Fundamental Forecast for Dollar:Bearish
- The USDollar suffered its second largest weekly decline in a year this past week, but conviction was uneven
- Inflation and Fed talk offered a little more traction for USD selling, but key risk in 1Q GDP and FOMC is further out
- See the 2Q forecast for the US Dollar and other key currencies in the DailyFX Trading Guides
The Dow Jones FXCM Dollar Index (ticker = USDollar) dropped 1.1 percent this past week while the ICE Dollar Index tumbled 1.8 percent. That represents the second worst week for the even-weighted measure (USDollar) in 12 months and the second worst performance for the EURUSD-heavy gauge in 22 months. Have speculators over-reached on this advantaged currency? The recent stumble after two months of consolidation alongside speculative positioning suggests that may be the case. However, as market participants weigh the impetus for correction against the tangible fundamental appeal the currency holds over the longer-term; progress will lean heavily on meaningful catalysts to motivate a counter-trend move. And, this week’s docket will struggle for the high profile drivers while the period after is overstocked with redefining updates.
From a fundamental perspective, it is important to establish the longer-term position for the Greenback. Treasury Secretary Jack Lew at the G-20 noted the United States’ economic dominance when he remarked that it was not ‘sufficient’ that the US be the lone driver of global growth. That bodes well for investor returns (and thereby capital inflow) alongside the first-mover advantage the Fed seems to be taking with its relatively hawkish monetary policy standing. Furthermore, in the event of a global financial slump; the Dollar will likely revert back to its ‘haven’ status – after a certain intensity is reached. Medium to long-term, the currency looks well positioned to advance further. Yet, that doesn’t preclude it to interim corrections.
A ‘correction’ is what lurks for the Greenback. Nine-months of steady climb in the most rapid move since the early 1980’s mixes both fundamental reasoning and speculative exuberance. It is the faction that participated to take advantage of momemtum rather than hold positions to realize long-term developments that pose the currency short-term risk. It is difficult to establish exactly how much excess could be worked off, but positioning measures can act as a proxy. The CFTC’s Commitment of Traders (COT) report this past week showed a continued reversal from the record net-long exposure set in January. Now at its lowest level since the end of December, there is still plenty of room for moderation as we’ve only seen a 13 percent retreat from the bullish shift that began in 2012.
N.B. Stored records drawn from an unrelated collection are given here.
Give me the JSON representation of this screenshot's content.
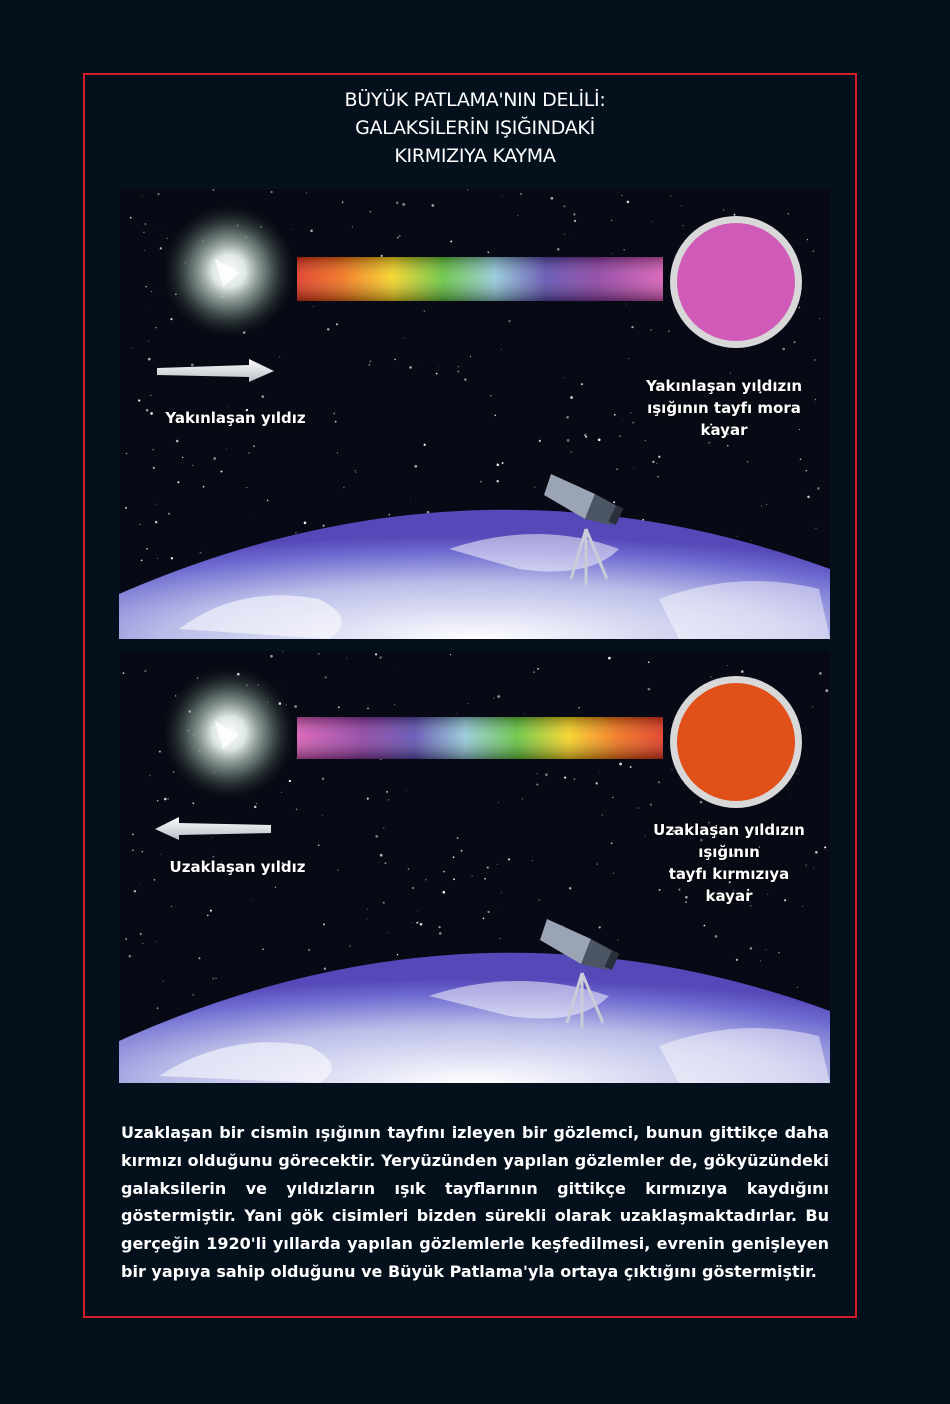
{
  "title": {
    "line1": "BÜYÜK PATLAMA'NIN DELİLİ:",
    "line2": "GALAKSİLERİN IŞIĞINDAKİ",
    "line3": "KIRMIZIYA KAYMA"
  },
  "panel_top": {
    "star_label": "Yakınlaşan yıldız",
    "spectrum_label_lines": [
      "Yakınlaşan yıldızın",
      "ışığının tayfı mora",
      "kayar"
    ],
    "arrow_direction": "right",
    "disc_color": "#d05ab8"
  },
  "panel_bottom": {
    "star_label": "Uzaklaşan yıldız",
    "spectrum_label_lines": [
      "Uzaklaşan yıldızın",
      "ışığının",
      "tayfı kırmızıya",
      "kayar"
    ],
    "arrow_direction": "left",
    "disc_color": "#e2501a"
  },
  "caption": "Uzaklaşan bir cismin ışığının tayfını izleyen bir gözlemci, bunun gittikçe daha kırmızı olduğunu görecektir. Yeryüzünden yapılan gözlemler de, gökyüzündeki galaksilerin ve yıldızların ışık tayflarının gittikçe kırmızıya kaydığını göstermiştir. Yani gök cisimleri bizden sürekli olarak uzaklaşmaktadırlar. Bu gerçeğin 1920'li yıllarda yapılan gözlemlerle keşfedilmesi, evrenin genişleyen bir yapıya sahip olduğunu ve Büyük Patlama'yla ortaya çıktığını göstermiştir.",
  "colors": {
    "background": "#04101c",
    "frame": "#d21e28",
    "text": "#ffffff"
  },
  "icons": [
    "star-glow-icon",
    "arrow-right-icon",
    "arrow-left-icon",
    "telescope-icon",
    "earth-horizon"
  ]
}
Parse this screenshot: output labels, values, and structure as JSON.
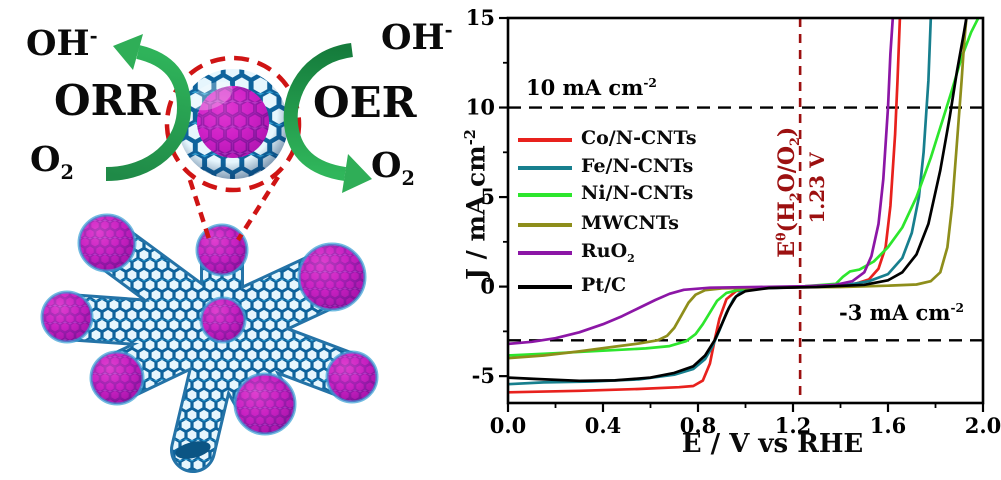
{
  "left_panel": {
    "oh_base": "OH",
    "oh_sup": "-",
    "orr_label": "ORR",
    "oer_label": "OER",
    "o2_base": "O",
    "o2_sub": "2",
    "colors": {
      "arrow_green": "#2aa352",
      "callout_red": "#cf1414",
      "nanotube_blue": "#2d9ace",
      "particle_magenta": "#cf16be"
    }
  },
  "chart_data": {
    "type": "line",
    "title": "",
    "xlabel": "E / V vs RHE",
    "ylabel": "J / mA cm⁻²",
    "ylabel_base": "J / mA cm",
    "ylabel_sup": "-2",
    "xlim": [
      0,
      2.0
    ],
    "ylim": [
      -6.5,
      15
    ],
    "grid": false,
    "legend_position": "upper-left-inside",
    "x_major_ticks": [
      0.0,
      0.4,
      0.8,
      1.2,
      1.6,
      2.0
    ],
    "x_tick_labels": [
      "0.0",
      "0.4",
      "0.8",
      "1.2",
      "1.6",
      "2.0"
    ],
    "x_minor_ticks": [
      0.2,
      0.6,
      1.0,
      1.4,
      1.8
    ],
    "y_major_ticks": [
      15,
      10,
      5,
      0,
      -5
    ],
    "y_tick_labels": [
      "15",
      "10",
      "5",
      "0",
      "-5"
    ],
    "y_minor_ticks": [
      12.5,
      7.5,
      2.5,
      -2.5
    ],
    "hlines": [
      {
        "j": 10,
        "color": "#000000",
        "label": "10 mA cm⁻²",
        "label_base": "10 mA cm",
        "label_sup": "-2"
      },
      {
        "j": -3,
        "color": "#000000",
        "label": "-3 mA cm⁻²",
        "label_base": "-3 mA cm",
        "label_sup": "-2"
      }
    ],
    "vline": {
      "e": 1.23,
      "color": "#9c1010",
      "label": "Eθ(H₂O/O₂)",
      "label_e": "E",
      "label_sup": "θ",
      "label_p1": "(H",
      "label_s1": "2",
      "label_p2": "O/O",
      "label_s2": "2",
      "label_p3": ")",
      "voltage_label": "1.23 V"
    },
    "series": [
      {
        "name": "Co/N-CNTs",
        "color": "#e8211d",
        "points": [
          [
            0,
            -5.9
          ],
          [
            0.3,
            -5.82
          ],
          [
            0.55,
            -5.72
          ],
          [
            0.72,
            -5.62
          ],
          [
            0.78,
            -5.55
          ],
          [
            0.82,
            -5.25
          ],
          [
            0.85,
            -4.3
          ],
          [
            0.87,
            -3.0
          ],
          [
            0.89,
            -1.8
          ],
          [
            0.92,
            -0.7
          ],
          [
            0.96,
            -0.25
          ],
          [
            1.02,
            -0.1
          ],
          [
            1.2,
            -0.04
          ],
          [
            1.35,
            0
          ],
          [
            1.45,
            0.1
          ],
          [
            1.52,
            0.4
          ],
          [
            1.56,
            1.0
          ],
          [
            1.59,
            2.2
          ],
          [
            1.61,
            4.5
          ],
          [
            1.63,
            8.5
          ],
          [
            1.64,
            11.5
          ],
          [
            1.65,
            15
          ]
        ]
      },
      {
        "name": "Fe/N-CNTs",
        "color": "#177f8e",
        "points": [
          [
            0,
            -5.45
          ],
          [
            0.15,
            -5.35
          ],
          [
            0.35,
            -5.3
          ],
          [
            0.55,
            -5.18
          ],
          [
            0.7,
            -4.92
          ],
          [
            0.78,
            -4.6
          ],
          [
            0.83,
            -4.05
          ],
          [
            0.86,
            -3.35
          ],
          [
            0.89,
            -2.45
          ],
          [
            0.92,
            -1.45
          ],
          [
            0.95,
            -0.7
          ],
          [
            0.98,
            -0.3
          ],
          [
            1.05,
            -0.1
          ],
          [
            1.25,
            -0.02
          ],
          [
            1.42,
            0.08
          ],
          [
            1.52,
            0.3
          ],
          [
            1.6,
            0.7
          ],
          [
            1.66,
            1.6
          ],
          [
            1.7,
            3.0
          ],
          [
            1.73,
            5.0
          ],
          [
            1.75,
            7.5
          ],
          [
            1.77,
            11.5
          ],
          [
            1.78,
            15
          ]
        ]
      },
      {
        "name": "Ni/N-CNTs",
        "color": "#2de62d",
        "points": [
          [
            0,
            -3.85
          ],
          [
            0.2,
            -3.72
          ],
          [
            0.4,
            -3.58
          ],
          [
            0.58,
            -3.45
          ],
          [
            0.68,
            -3.32
          ],
          [
            0.75,
            -3.05
          ],
          [
            0.79,
            -2.65
          ],
          [
            0.82,
            -2.1
          ],
          [
            0.85,
            -1.45
          ],
          [
            0.88,
            -0.8
          ],
          [
            0.92,
            -0.35
          ],
          [
            0.98,
            -0.15
          ],
          [
            1.1,
            -0.05
          ],
          [
            1.25,
            0.02
          ],
          [
            1.38,
            0.15
          ],
          [
            1.41,
            0.55
          ],
          [
            1.44,
            0.85
          ],
          [
            1.48,
            0.95
          ],
          [
            1.54,
            1.4
          ],
          [
            1.6,
            2.2
          ],
          [
            1.66,
            3.3
          ],
          [
            1.72,
            5.0
          ],
          [
            1.78,
            7.2
          ],
          [
            1.83,
            9.3
          ],
          [
            1.87,
            11.0
          ],
          [
            1.91,
            12.8
          ],
          [
            1.95,
            14.2
          ],
          [
            1.98,
            15
          ]
        ]
      },
      {
        "name": "MWCNTs",
        "color": "#8e8e1b",
        "points": [
          [
            0,
            -4.0
          ],
          [
            0.15,
            -3.85
          ],
          [
            0.3,
            -3.62
          ],
          [
            0.45,
            -3.35
          ],
          [
            0.55,
            -3.18
          ],
          [
            0.63,
            -3.0
          ],
          [
            0.67,
            -2.75
          ],
          [
            0.7,
            -2.3
          ],
          [
            0.73,
            -1.6
          ],
          [
            0.76,
            -0.9
          ],
          [
            0.79,
            -0.45
          ],
          [
            0.83,
            -0.2
          ],
          [
            0.9,
            -0.1
          ],
          [
            1.1,
            -0.05
          ],
          [
            1.4,
            -0.02
          ],
          [
            1.6,
            0.05
          ],
          [
            1.72,
            0.12
          ],
          [
            1.78,
            0.3
          ],
          [
            1.82,
            0.8
          ],
          [
            1.85,
            2.2
          ],
          [
            1.87,
            4.5
          ],
          [
            1.89,
            8.0
          ],
          [
            1.91,
            11.5
          ],
          [
            1.92,
            13.5
          ],
          [
            1.93,
            15
          ]
        ]
      },
      {
        "name": "RuO",
        "name_sub": "2",
        "color": "#8c16a6",
        "points": [
          [
            0,
            -3.2
          ],
          [
            0.1,
            -3.08
          ],
          [
            0.2,
            -2.88
          ],
          [
            0.3,
            -2.55
          ],
          [
            0.4,
            -2.1
          ],
          [
            0.48,
            -1.65
          ],
          [
            0.55,
            -1.2
          ],
          [
            0.62,
            -0.75
          ],
          [
            0.68,
            -0.4
          ],
          [
            0.74,
            -0.18
          ],
          [
            0.85,
            -0.06
          ],
          [
            1.05,
            -0.02
          ],
          [
            1.25,
            0.02
          ],
          [
            1.38,
            0.1
          ],
          [
            1.45,
            0.3
          ],
          [
            1.5,
            0.8
          ],
          [
            1.53,
            1.7
          ],
          [
            1.56,
            3.5
          ],
          [
            1.58,
            6.0
          ],
          [
            1.6,
            10.0
          ],
          [
            1.61,
            13.0
          ],
          [
            1.62,
            15
          ]
        ]
      },
      {
        "name": "Pt/C",
        "color": "#000000",
        "points": [
          [
            0,
            -5.08
          ],
          [
            0.12,
            -5.16
          ],
          [
            0.3,
            -5.26
          ],
          [
            0.45,
            -5.24
          ],
          [
            0.6,
            -5.08
          ],
          [
            0.7,
            -4.82
          ],
          [
            0.78,
            -4.45
          ],
          [
            0.83,
            -3.85
          ],
          [
            0.87,
            -3.0
          ],
          [
            0.9,
            -2.1
          ],
          [
            0.93,
            -1.2
          ],
          [
            0.96,
            -0.55
          ],
          [
            1.0,
            -0.25
          ],
          [
            1.1,
            -0.08
          ],
          [
            1.3,
            -0.02
          ],
          [
            1.5,
            0.1
          ],
          [
            1.6,
            0.35
          ],
          [
            1.66,
            0.8
          ],
          [
            1.72,
            1.8
          ],
          [
            1.77,
            3.5
          ],
          [
            1.82,
            6.5
          ],
          [
            1.86,
            9.5
          ],
          [
            1.89,
            12.0
          ],
          [
            1.92,
            14.2
          ],
          [
            1.93,
            15
          ]
        ]
      }
    ]
  }
}
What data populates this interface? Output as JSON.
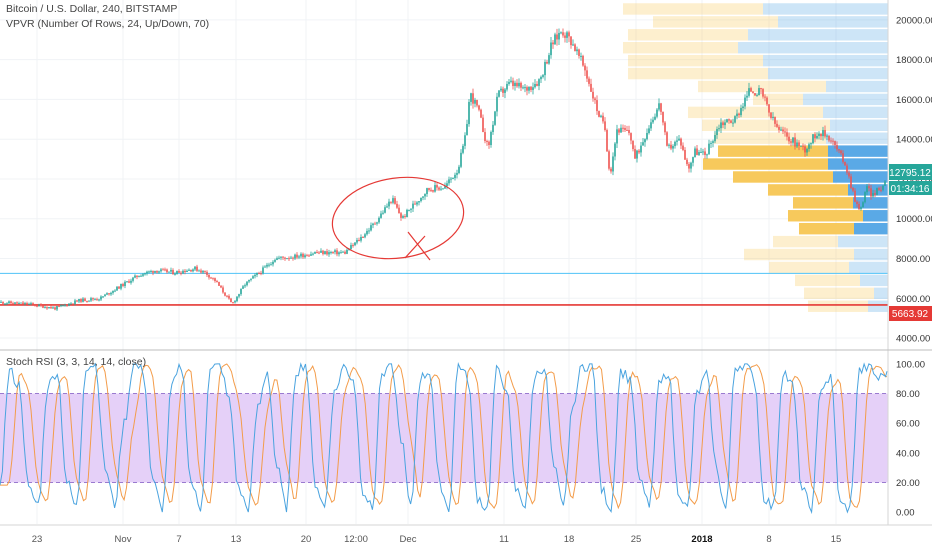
{
  "header": {
    "title": "Bitcoin / U.S. Dollar, 240, BITSTAMP",
    "indicator": "VPVR (Number Of Rows, 24, Up/Down, 70)"
  },
  "rsi_header": {
    "title": "Stoch RSI (3, 3, 14, 14, close)"
  },
  "badges": {
    "price": "12795.12",
    "countdown": "01:34:16",
    "support": "5663.92"
  },
  "colors": {
    "up_candle": "#26a69a",
    "down_candle": "#ef5350",
    "support_line": "#e53935",
    "price_badge": "#26a69a",
    "support_badge": "#e53935",
    "volume_up": "#5aa9e6",
    "volume_down": "#f7c95c",
    "k_line": "#4aa3df",
    "d_line": "#f39c4a",
    "rsi_band": "#e0c8f7",
    "annotation": "#e53935"
  },
  "chart_data": [
    {
      "type": "candlestick",
      "title": "Bitcoin / U.S. Dollar, 240, BITSTAMP",
      "ylim": [
        3500,
        21000
      ],
      "y_ticks": [
        "4000.00",
        "6000.00",
        "8000.00",
        "10000.00",
        "12000.00",
        "14000.00",
        "16000.00",
        "18000.00",
        "20000.00"
      ],
      "x_ticks": [
        "23",
        "Nov",
        "7",
        "13",
        "20",
        "12:00",
        "Dec",
        "11",
        "18",
        "25",
        "2018",
        "8",
        "15"
      ],
      "anchors": [
        [
          0,
          5800
        ],
        [
          30,
          5700
        ],
        [
          55,
          5500
        ],
        [
          80,
          5900
        ],
        [
          100,
          6000
        ],
        [
          120,
          6600
        ],
        [
          140,
          7200
        ],
        [
          155,
          7400
        ],
        [
          175,
          7300
        ],
        [
          195,
          7500
        ],
        [
          205,
          7300
        ],
        [
          215,
          6900
        ],
        [
          232,
          5700
        ],
        [
          245,
          6700
        ],
        [
          262,
          7400
        ],
        [
          275,
          8000
        ],
        [
          295,
          8100
        ],
        [
          315,
          8300
        ],
        [
          345,
          8300
        ],
        [
          360,
          9000
        ],
        [
          375,
          9800
        ],
        [
          392,
          11000
        ],
        [
          402,
          10000
        ],
        [
          410,
          10500
        ],
        [
          428,
          11500
        ],
        [
          445,
          11600
        ],
        [
          458,
          12500
        ],
        [
          465,
          14000
        ],
        [
          470,
          16300
        ],
        [
          478,
          15500
        ],
        [
          488,
          13500
        ],
        [
          498,
          16200
        ],
        [
          510,
          16800
        ],
        [
          525,
          16500
        ],
        [
          540,
          17000
        ],
        [
          552,
          18800
        ],
        [
          562,
          19500
        ],
        [
          572,
          18900
        ],
        [
          585,
          17500
        ],
        [
          597,
          15500
        ],
        [
          605,
          14500
        ],
        [
          610,
          12200
        ],
        [
          617,
          14500
        ],
        [
          630,
          14300
        ],
        [
          635,
          13000
        ],
        [
          650,
          14800
        ],
        [
          660,
          15800
        ],
        [
          667,
          13500
        ],
        [
          680,
          14000
        ],
        [
          688,
          12500
        ],
        [
          695,
          13400
        ],
        [
          705,
          13200
        ],
        [
          720,
          14800
        ],
        [
          735,
          15000
        ],
        [
          750,
          16500
        ],
        [
          762,
          16300
        ],
        [
          770,
          15200
        ],
        [
          778,
          14500
        ],
        [
          790,
          14000
        ],
        [
          805,
          13500
        ],
        [
          818,
          14400
        ],
        [
          830,
          14100
        ],
        [
          845,
          12800
        ],
        [
          855,
          11000
        ],
        [
          860,
          10300
        ],
        [
          866,
          11600
        ],
        [
          872,
          11200
        ],
        [
          880,
          11500
        ],
        [
          887,
          12000
        ]
      ],
      "horizontal_levels": [
        5663.92,
        7250
      ]
    },
    {
      "type": "bar",
      "title": "VPVR (Number Of Rows, 24, Up/Down, 70)",
      "orientation": "horizontal",
      "series": [
        {
          "name": "Up",
          "values": [
            20,
            14,
            28,
            39,
            34,
            50,
            34,
            25,
            35,
            40,
            55,
            60,
            60,
            62,
            58,
            65,
            85,
            62,
            120,
            125,
            150,
            140,
            110,
            125
          ]
        },
        {
          "name": "Down",
          "values": [
            60,
            70,
            65,
            80,
            110,
            65,
            55,
            75,
            60,
            80,
            100,
            125,
            110,
            112,
            128,
            135,
            50,
            128,
            140,
            135,
            115,
            120,
            125,
            140
          ]
        }
      ],
      "row_prices": [
        5600,
        6250,
        6900,
        7550,
        8200,
        8850,
        9500,
        10150,
        10800,
        11450,
        12100,
        12750,
        13400,
        14050,
        14700,
        15350,
        16000,
        16650,
        17300,
        17950,
        18600,
        19250,
        19900,
        20550
      ],
      "highlighted": [
        false,
        false,
        false,
        false,
        false,
        false,
        true,
        true,
        true,
        true,
        true,
        true,
        true,
        false,
        false,
        false,
        false,
        false,
        false,
        false,
        false,
        false,
        false,
        false
      ]
    },
    {
      "type": "line",
      "title": "Stoch RSI (3, 3, 14, 14, close)",
      "ylim": [
        -8,
        108
      ],
      "y_ticks": [
        "0.00",
        "20.00",
        "40.00",
        "60.00",
        "80.00",
        "100.00"
      ],
      "band": [
        20,
        80
      ],
      "k": [
        20,
        95,
        85,
        15,
        5,
        85,
        95,
        20,
        3,
        98,
        100,
        30,
        5,
        60,
        100,
        95,
        20,
        2,
        85,
        98,
        20,
        2,
        95,
        100,
        75,
        15,
        2,
        70,
        95,
        30,
        2,
        95,
        100,
        20,
        3,
        80,
        98,
        90,
        15,
        2,
        95,
        100,
        50,
        2,
        90,
        95,
        20,
        2,
        100,
        90,
        10,
        2,
        95,
        85,
        15,
        5,
        92,
        98,
        30,
        2,
        75,
        98,
        100,
        15,
        3,
        95,
        90,
        20,
        5,
        85,
        95,
        15,
        2,
        80,
        92,
        30,
        2,
        98,
        100,
        90,
        10,
        3,
        95,
        85,
        15,
        2,
        85,
        90,
        5,
        2,
        95,
        98,
        90,
        95
      ],
      "d_lag": 3
    }
  ]
}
The most capable driver for the Dollar in its long and short-term course is monetary policy. This past Friday, a range of inflation measures bolstered the persistent doubt of near-term FOMC rate hikes. The headline CPI reading for March slipped back into negative territory (-0.1 percent), a real average weekly earnings figure retreated from its series high to a 2.2 percent clip and price forecasts from the University of Michigan confidence survey posted sharp declines. Caveats of robust core measures and the general trend of the wage numbers factor in, but viability of a near-term hike is certainly diminished. According to Fed Fund futures, the first hike is once again not fully priced in until January 2016.
Moderated rate expectations reinforced by tepid data, but it’s capability as a fundamental driver is diminished considering the time frame yields imply and the persistent buoyancy of the Dollar – a rate hike may come later but it is still a hike among QE programs. Sentiment may simply tip out of favor for the Greenback and pull it lower, but the most effective means would by through key event risk to focus the selling effort. For the coming week’s docket, there is limited high-profile event risk to hit all traders’ radars. And, marking a meaningful distraction, there are very high profile events in the following week (FOMC decision and GDP amongst others).
As we keep an eye on the evoluation of rate speculation, it will also be important to monitor risk trends. While extreme risk aversion would eventually buoy the USD, the aspect of its meteroric rise based in growth and interest rate expectaitons can be tripped up in initial phases of a speculative retreat.